O OVO

O Remelão entrou pelo corredor do cortiço resmungando.

----Que tanto você resmunga Remelão -- Perguntou Dona Sebastiana, enquanto batia a roupa no tanque encostado ao beiral da casa.

----É por causa daquele fofoqueiro do Onofre. Vive falando pra todo mundo que aqui na vila tem um monte de gente usando tênis de mil reais e que se abrir a geladeira do infeliz não tem um ovo pra comer.

Dona Sebastiana olhou por debaixo do zoio e não falou nada.

----Qualquer dia vou dar uns murros na fuça dele só pra deixar de ser intrometido! --Concluiu Remelão.

Dona Sebastiana deu-lhe as costas e continuou esfregando a roupa.

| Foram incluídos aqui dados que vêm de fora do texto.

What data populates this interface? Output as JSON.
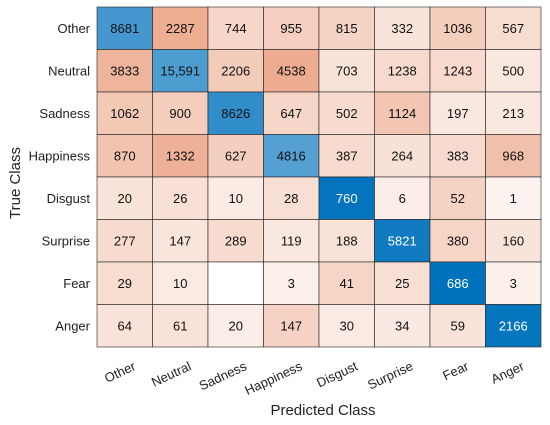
{
  "chart_data": {
    "type": "heatmap",
    "title": "",
    "xlabel": "Predicted Class",
    "ylabel": "True Class",
    "columns": [
      "Other",
      "Neutral",
      "Sadness",
      "Happiness",
      "Disgust",
      "Surprise",
      "Fear",
      "Anger"
    ],
    "rows": [
      "Other",
      "Neutral",
      "Sadness",
      "Happiness",
      "Disgust",
      "Surprise",
      "Fear",
      "Anger"
    ],
    "values": [
      [
        8681,
        2287,
        744,
        955,
        815,
        332,
        1036,
        567
      ],
      [
        3833,
        15591,
        2206,
        4538,
        703,
        1238,
        1243,
        500
      ],
      [
        1062,
        900,
        8626,
        647,
        502,
        1124,
        197,
        213
      ],
      [
        870,
        1332,
        627,
        4816,
        387,
        264,
        383,
        968
      ],
      [
        20,
        26,
        10,
        28,
        760,
        6,
        52,
        1
      ],
      [
        277,
        147,
        289,
        119,
        188,
        5821,
        380,
        160
      ],
      [
        29,
        10,
        null,
        3,
        41,
        25,
        686,
        3
      ],
      [
        64,
        61,
        20,
        147,
        30,
        34,
        59,
        2166
      ]
    ],
    "value_labels": [
      [
        "8681",
        "2287",
        "744",
        "955",
        "815",
        "332",
        "1036",
        "567"
      ],
      [
        "3833",
        "15,591",
        "2206",
        "4538",
        "703",
        "1238",
        "1243",
        "500"
      ],
      [
        "1062",
        "900",
        "8626",
        "647",
        "502",
        "1124",
        "197",
        "213"
      ],
      [
        "870",
        "1332",
        "627",
        "4816",
        "387",
        "264",
        "383",
        "968"
      ],
      [
        "20",
        "26",
        "10",
        "28",
        "760",
        "6",
        "52",
        "1"
      ],
      [
        "277",
        "147",
        "289",
        "119",
        "188",
        "5821",
        "380",
        "160"
      ],
      [
        "29",
        "10",
        "",
        "3",
        "41",
        "25",
        "686",
        "3"
      ],
      [
        "64",
        "61",
        "20",
        "147",
        "30",
        "34",
        "59",
        "2166"
      ]
    ],
    "colors": {
      "diagonal_high": "#0072bd",
      "diagonal_low": "#ffffff",
      "offdiag_high": "#d95319",
      "offdiag_low": "#ffffff",
      "grid": "#222222"
    },
    "grid": true,
    "legend": "none"
  }
}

O Remelão abriu a porta do seu mocó e entrou.

Voltou logo em seguida e chamou pela Dona Sebastiana.

----Fala Remelão o que você quer agora. --Perguntou Dona Sebastiana.

----A Senhora não tem um ovo pra me emprestar, depois eu devolvo?

Dona Sebastiana pegou o cigarro que estava na beirada do muro, deu uma forte tragada e enquanto soltava a fumaça pelas narinas perguntou:

----Um ovo?... Você quer um ovo?...

----É... um ovo! A semana que vem eu devolvo!

Dona Sebastiana olhou de relance para o tênis novo do Remelão e novamente espiando por debaixo do zoio respondeu:

----Você é foda viu Remelão! Vou até ficar quieta! Nem vou falar nada!